O gene EGFR codifica o recetor do fator de crescimento epidérmico representando o principal alvo terapêutico em CPNPC. Este receptor encontra-se frequentemente sobre-expresso na maioria dos CPNPC devido à presença de mutações ativadoras que resultam no crescimento do tumor, maior proliferação celular, proteção em relação à apoptose e aumento da capacidade de metastização. A presença de determinadas mutações ativadoras neste gene é preditiva de resposta aos TKIs (gefitinib, erlotinib e afatinib), fármacos que inibem o sinal proliferativo e anti-apoptótico produzido. (123)

No CPNPC, estão descritas diferentes mutações somáticas no domínio quinase do gene EGFR, que abrange os exões 18, 19, 20 e 21 e aumentam a atividade do recetor EGFR. (123,125)

As mutações mais frequentes são deleções no exão 19 e a mutação pontual L858R no exão 21, sendo que a primeira ocorre com uma frequência de aproximadamente 48% em tumores do pulmão mutados no EFGR. A mutação L858R corresponde a uma substituição de uma leucina por uma arginina no codão 858 do EGFR e ocorre com uma frequência de aproximadamente 43% nos tumores do pulmão com EGFR mutado. (123,125)

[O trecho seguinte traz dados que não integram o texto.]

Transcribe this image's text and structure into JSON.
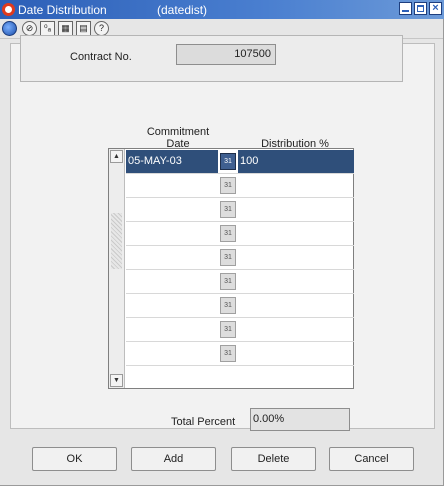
{
  "window": {
    "title": "Date Distribution",
    "subtitle": "(datedist)"
  },
  "toolbar": {
    "icons": [
      "globe-icon",
      "exit-icon",
      "help-icon",
      "calendar-icon",
      "print-icon",
      "question-icon"
    ],
    "glyphs": [
      "",
      "⊘",
      "⁰ₐ",
      "▦",
      "▤",
      "?"
    ]
  },
  "contract": {
    "label": "Contract No.",
    "value": "107500"
  },
  "grid": {
    "header_top": "Commitment",
    "col_date": "Date",
    "col_dist": "Distribution %",
    "calendar_glyph": "31",
    "rows": [
      {
        "date": "05-MAY-03",
        "dist": "100"
      },
      {
        "date": "",
        "dist": ""
      },
      {
        "date": "",
        "dist": ""
      },
      {
        "date": "",
        "dist": ""
      },
      {
        "date": "",
        "dist": ""
      },
      {
        "date": "",
        "dist": ""
      },
      {
        "date": "",
        "dist": ""
      },
      {
        "date": "",
        "dist": ""
      },
      {
        "date": "",
        "dist": ""
      }
    ]
  },
  "total": {
    "label": "Total Percent",
    "value": "0.00%"
  },
  "buttons": {
    "ok": "OK",
    "add": "Add",
    "delete": "Delete",
    "cancel": "Cancel"
  }
}
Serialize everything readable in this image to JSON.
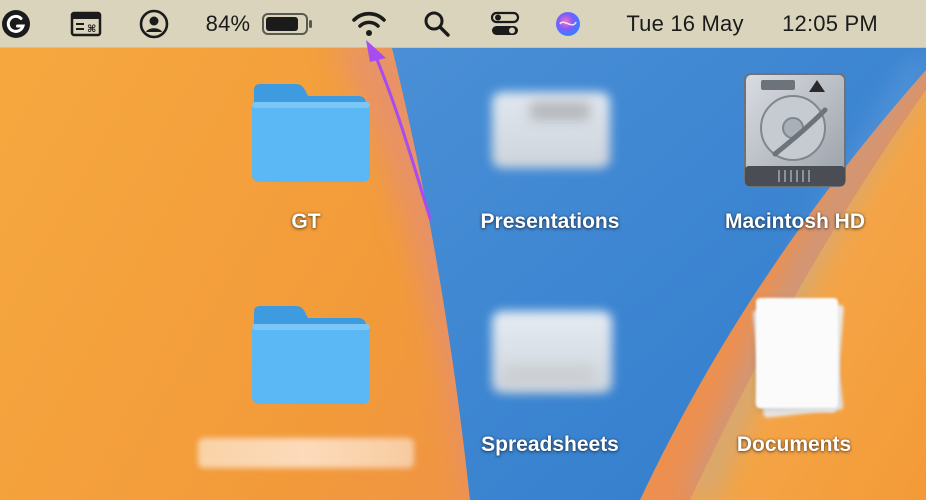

O codão 861 corresponde a outro hotspot do exão 21, apesar de ocorrer com muito menos frequência (cerca de 2%), em que uma leucina é substituída por glutamina (L861Q). No exão 18, a mutação G719A resulta da substituição de uma glicina por uma alanina (frequência de 2-3%). (125)

No entanto, nem todas as mutações no domínio de tirosina quinase conferem sensibilidade do recetor aos TKIs. Na maioria dos casos, as mutações no exão 20, que incluem inserções, estão associadas com resistência primária a estes fármacos, em particular na presença da mutação T790M, que será descrita mais à frente. (123,125)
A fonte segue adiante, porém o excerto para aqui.